Another communique, 95(20), relates to a defense system against missiles and aircraft, and has been named MEADS (Medium-Range Extended Air Defense System). An agreement regarding MEADS was signed on February 20 in Bonn between the United States, Germany, France, and Italy. By early next century the Hawk and the Patriot missiles will have become obsolete and will need to be replaced. MEADS is an interception missile with a range of approximately 100 kilometers that will be developed by a US-European consortium. The US companies involved - including Honeywell, Hughes, Loral, and Raytheon - have all worked on earlier versions of an anti-missile weapon system. European companies include Dasa and Siemens of Germany, Thomson and Aerospatiale of France, and Alenia of Italy. Preliminary cost estimates come to approximately $40 billion. The United States will supply half of this, Germany and France will contribute 20% each, and Italy will contribute the remaining 10%. As a matter of course, however, the project still needs to be approved by the parliaments of the participating nations.

All in all, the CPI is an extensive program to halt the proliferation of NBC weapons.
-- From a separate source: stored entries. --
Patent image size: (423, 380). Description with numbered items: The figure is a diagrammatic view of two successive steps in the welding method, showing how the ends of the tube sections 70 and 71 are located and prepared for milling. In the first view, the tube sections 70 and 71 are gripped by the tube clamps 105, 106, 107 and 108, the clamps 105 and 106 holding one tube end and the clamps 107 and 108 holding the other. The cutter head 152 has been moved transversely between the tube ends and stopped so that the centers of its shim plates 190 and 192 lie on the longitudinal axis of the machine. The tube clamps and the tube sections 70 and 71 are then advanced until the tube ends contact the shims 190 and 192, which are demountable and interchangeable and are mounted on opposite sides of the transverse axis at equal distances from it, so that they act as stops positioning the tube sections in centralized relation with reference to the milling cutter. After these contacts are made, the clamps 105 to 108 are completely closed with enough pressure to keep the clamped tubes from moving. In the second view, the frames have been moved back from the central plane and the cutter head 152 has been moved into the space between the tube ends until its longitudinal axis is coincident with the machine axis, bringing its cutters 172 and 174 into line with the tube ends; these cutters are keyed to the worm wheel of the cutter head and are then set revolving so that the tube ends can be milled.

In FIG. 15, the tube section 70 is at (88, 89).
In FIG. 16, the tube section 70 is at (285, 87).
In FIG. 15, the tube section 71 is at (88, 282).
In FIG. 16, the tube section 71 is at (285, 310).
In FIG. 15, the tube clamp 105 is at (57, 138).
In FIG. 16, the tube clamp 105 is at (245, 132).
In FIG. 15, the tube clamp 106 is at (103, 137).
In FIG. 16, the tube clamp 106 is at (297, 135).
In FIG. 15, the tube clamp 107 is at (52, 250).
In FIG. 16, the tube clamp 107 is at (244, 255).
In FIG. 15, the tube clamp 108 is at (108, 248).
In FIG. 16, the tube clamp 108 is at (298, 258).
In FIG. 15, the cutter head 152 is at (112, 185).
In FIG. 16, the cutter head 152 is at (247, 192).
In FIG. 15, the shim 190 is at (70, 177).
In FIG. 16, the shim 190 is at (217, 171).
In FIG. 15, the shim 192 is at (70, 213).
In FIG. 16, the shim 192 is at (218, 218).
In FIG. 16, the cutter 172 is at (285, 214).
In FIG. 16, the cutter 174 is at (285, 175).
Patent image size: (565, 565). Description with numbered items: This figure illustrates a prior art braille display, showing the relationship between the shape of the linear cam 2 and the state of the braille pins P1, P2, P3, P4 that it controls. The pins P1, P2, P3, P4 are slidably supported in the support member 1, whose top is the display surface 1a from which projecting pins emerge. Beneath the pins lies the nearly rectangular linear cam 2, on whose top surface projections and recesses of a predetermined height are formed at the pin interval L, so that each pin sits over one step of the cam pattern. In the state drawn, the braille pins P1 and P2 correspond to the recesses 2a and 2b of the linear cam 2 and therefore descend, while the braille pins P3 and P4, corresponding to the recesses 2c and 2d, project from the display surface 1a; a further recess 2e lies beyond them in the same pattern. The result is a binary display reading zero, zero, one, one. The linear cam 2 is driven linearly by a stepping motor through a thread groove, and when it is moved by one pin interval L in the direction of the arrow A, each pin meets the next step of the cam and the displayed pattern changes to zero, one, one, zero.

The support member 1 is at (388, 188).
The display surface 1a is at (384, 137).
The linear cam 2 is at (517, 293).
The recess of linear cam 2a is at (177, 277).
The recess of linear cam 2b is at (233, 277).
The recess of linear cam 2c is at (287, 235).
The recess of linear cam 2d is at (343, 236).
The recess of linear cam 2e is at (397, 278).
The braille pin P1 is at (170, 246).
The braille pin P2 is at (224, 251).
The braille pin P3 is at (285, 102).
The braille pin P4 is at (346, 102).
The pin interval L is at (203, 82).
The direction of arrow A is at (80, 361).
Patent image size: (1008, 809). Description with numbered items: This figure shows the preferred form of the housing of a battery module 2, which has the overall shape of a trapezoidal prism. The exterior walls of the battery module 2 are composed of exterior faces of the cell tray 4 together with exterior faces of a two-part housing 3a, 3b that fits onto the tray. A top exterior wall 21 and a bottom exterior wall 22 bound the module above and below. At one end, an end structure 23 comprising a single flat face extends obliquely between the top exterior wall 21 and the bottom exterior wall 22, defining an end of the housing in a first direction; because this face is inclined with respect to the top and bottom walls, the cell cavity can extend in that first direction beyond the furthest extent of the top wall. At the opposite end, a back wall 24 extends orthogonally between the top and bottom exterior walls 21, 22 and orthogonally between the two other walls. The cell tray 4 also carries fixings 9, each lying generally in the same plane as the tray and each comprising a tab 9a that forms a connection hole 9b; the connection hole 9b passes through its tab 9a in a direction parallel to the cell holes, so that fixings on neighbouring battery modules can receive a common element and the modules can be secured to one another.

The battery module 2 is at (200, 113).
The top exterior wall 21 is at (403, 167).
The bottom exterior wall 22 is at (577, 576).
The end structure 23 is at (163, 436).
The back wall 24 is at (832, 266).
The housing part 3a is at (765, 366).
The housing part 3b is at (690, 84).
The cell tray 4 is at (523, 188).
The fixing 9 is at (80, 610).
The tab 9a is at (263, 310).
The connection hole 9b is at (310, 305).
Although priority is given to diplomatic and financial instruments, other measures are being developed - should diplomacy fail - as a kind of insurance in an uncertain world.

Notes

  1. Hansen, H., "De zes atoomtaken van Nederland", Amsterdam, 1982, p. 18.
  2. Neuman, H.J., "Nuclear Weapons: A Handbook for the Debate", London, 1989, p. 42.
  3. Barnet, R.J., "Massive Retaliation", Annapolis, 1964, p. 220.
  4. Spector, L.S., "Neo-Proliferation", Survival, Spring 1995, p. 69.